A framework provides a mechanism to rapidly build certain types of applications. Frameworks exist for business software, web software, games and more. A toolset is a collection of simple and easy to use tools to help build software. How are these different and why does it matter?
A framework takes control. It controls the overall program flow and what it can do. You configure it or provide code for custom sections and it works. It’s intended to save time. They are built like most programs, at least how beginners program. Beginner programmers examine a problem and find common patterns. They build this then create sections that can be interchanged to handle the rest. This is normal and reflects a typical thought process.
A toolset is far simpler. Toolsets don’t take control, instead you use them however you want. They provide flexibility.
Between the two, which is the better approach? Frameworks ultimately fail for several good reasons. First, projects are never the same. Each project has their own set of requirements and they don’t always fit nicely inside of a framework. Inexperienced folk find something that mostly matches their requirements. They do the majority of their project easily but often get stuck on the rest. Sometimes the framework can be expanded to ensure a project will work. Framework developers add more features for this purpose. The framework becomes increasingly more complex. New developers have to learn this new framework before writing an application in it. This barrier to entry has to be balanced with any time savings. This is but one problem and not the most important.
Frameworks ultimately become overly complex as they age. As they grow more complex, it takes more work to program in them. They inevitably reach the point where it takes just as many lines of code to write an application in a framework as it would to write it in native code. This is the ultimate death blow for any framework because it no longer saves time. Additionally it runs far slower than native code because it has a large overhead.
The last problem with frameworks is that they eventually are abandoned by their creators. Imagine spending ten years developing an application only for your framework to be rendered useless. Many developers and companies fall into this trap.
So why do programmers use frameworks? Many reasons have been proposed but in reality it is because new programmers think that way. There are far too many unskilled programmers. Given time and effort, programmers transition to toolsets.
Skilled programmers examine problems differently. During planning they identify tools needed and start by building them. Tools eventually grow more complex then are used to create the final product. They build their tools atop other toolsets. Toolsets are quick to learn and use. They are simple and generally better debugged. They follow the natural flow of the technology rather than the arbitrary control of a framework. This gives the programmer more options when programming.

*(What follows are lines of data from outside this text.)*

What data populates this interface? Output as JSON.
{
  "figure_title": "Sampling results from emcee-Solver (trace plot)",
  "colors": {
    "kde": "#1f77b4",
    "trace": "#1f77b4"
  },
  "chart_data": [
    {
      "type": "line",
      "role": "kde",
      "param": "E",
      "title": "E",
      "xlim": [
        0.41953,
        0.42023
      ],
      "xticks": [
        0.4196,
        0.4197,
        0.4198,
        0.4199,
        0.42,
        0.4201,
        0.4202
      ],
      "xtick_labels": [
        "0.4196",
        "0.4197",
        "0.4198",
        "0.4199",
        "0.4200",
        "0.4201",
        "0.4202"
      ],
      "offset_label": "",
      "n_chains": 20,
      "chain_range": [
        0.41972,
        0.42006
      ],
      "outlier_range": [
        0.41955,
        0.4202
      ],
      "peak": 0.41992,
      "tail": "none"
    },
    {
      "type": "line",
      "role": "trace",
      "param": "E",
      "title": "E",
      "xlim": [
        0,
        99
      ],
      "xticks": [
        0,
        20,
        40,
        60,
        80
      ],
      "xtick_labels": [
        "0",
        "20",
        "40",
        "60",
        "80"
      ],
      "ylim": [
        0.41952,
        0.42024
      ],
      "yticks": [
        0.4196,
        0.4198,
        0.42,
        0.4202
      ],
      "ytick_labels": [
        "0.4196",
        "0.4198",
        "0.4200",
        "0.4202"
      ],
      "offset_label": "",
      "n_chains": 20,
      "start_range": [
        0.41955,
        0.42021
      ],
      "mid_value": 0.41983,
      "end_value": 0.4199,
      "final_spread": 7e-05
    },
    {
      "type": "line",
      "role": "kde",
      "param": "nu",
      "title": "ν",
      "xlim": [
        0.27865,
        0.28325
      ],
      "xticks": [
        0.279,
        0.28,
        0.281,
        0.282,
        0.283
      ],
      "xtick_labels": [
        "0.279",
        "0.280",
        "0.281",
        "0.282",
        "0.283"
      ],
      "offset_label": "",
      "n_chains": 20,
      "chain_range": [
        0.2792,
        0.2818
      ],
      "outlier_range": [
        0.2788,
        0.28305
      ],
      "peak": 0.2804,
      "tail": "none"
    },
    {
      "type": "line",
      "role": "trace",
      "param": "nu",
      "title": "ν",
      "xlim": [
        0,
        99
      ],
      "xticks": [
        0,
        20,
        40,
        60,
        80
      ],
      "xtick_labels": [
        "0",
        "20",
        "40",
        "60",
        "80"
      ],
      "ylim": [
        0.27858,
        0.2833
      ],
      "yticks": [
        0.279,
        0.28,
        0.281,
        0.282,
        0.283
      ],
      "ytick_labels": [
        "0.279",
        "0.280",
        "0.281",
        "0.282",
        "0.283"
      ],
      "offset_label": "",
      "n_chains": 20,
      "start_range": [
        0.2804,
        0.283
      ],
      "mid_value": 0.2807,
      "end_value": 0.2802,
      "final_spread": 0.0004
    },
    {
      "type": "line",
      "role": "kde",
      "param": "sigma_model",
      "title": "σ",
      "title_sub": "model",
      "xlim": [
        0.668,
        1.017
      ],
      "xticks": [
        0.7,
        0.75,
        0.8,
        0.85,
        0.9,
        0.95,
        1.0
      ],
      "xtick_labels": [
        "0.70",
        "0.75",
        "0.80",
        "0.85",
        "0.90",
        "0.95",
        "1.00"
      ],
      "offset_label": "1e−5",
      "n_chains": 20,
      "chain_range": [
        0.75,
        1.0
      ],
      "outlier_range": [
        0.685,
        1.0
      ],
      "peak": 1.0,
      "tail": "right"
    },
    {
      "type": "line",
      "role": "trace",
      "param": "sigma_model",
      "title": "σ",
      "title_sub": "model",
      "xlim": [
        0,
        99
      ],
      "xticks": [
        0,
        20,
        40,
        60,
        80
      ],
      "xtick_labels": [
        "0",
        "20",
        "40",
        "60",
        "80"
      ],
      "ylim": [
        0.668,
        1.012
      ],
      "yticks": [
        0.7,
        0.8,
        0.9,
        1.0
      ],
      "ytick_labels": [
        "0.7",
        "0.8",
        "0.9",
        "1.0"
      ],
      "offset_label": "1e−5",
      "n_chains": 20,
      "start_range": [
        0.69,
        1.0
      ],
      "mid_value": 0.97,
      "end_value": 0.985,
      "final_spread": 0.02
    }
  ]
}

Despite all this, some programmers still insist on using frameworks. They claim that a framework ensures code is uniform and secure. They may feel that enforcing standards ensures code is better. Standards are commonly used and represent a framework for code. It has the same limits as all frameworks. Some frameworks handle things like security, but that only lasts until a programmer unintentionally makes a backdoor. If your programmers aren’t good enough to handle program security then you need better programmers. Code uniformity requires a bit more explanation.
Patterns exist in programs, such as MVC (Model View Controller), client-server and so on. Programmers naturally recognized these patterns and organized their code to fit within them. This is alright, but along the way they start forcing all code into these patterns. There will always be things that don’t fit into any pattern. Many programmers have a belief that following simple patterns makes code better. Unfortunately that is not the case. A bad programmer will find new and creative ways to mess up even the most well intentioned organization. A good programmer makes good code regardless of the pattern. Any arbitrary code organization can never improve the quality of code. A pattern is nothing but a framework after all.
In conclusion, frameworks are generally used by less skilled programmers. As skill grows, programmers transition to toolsets. In the end, flexibility and adaptability usually win.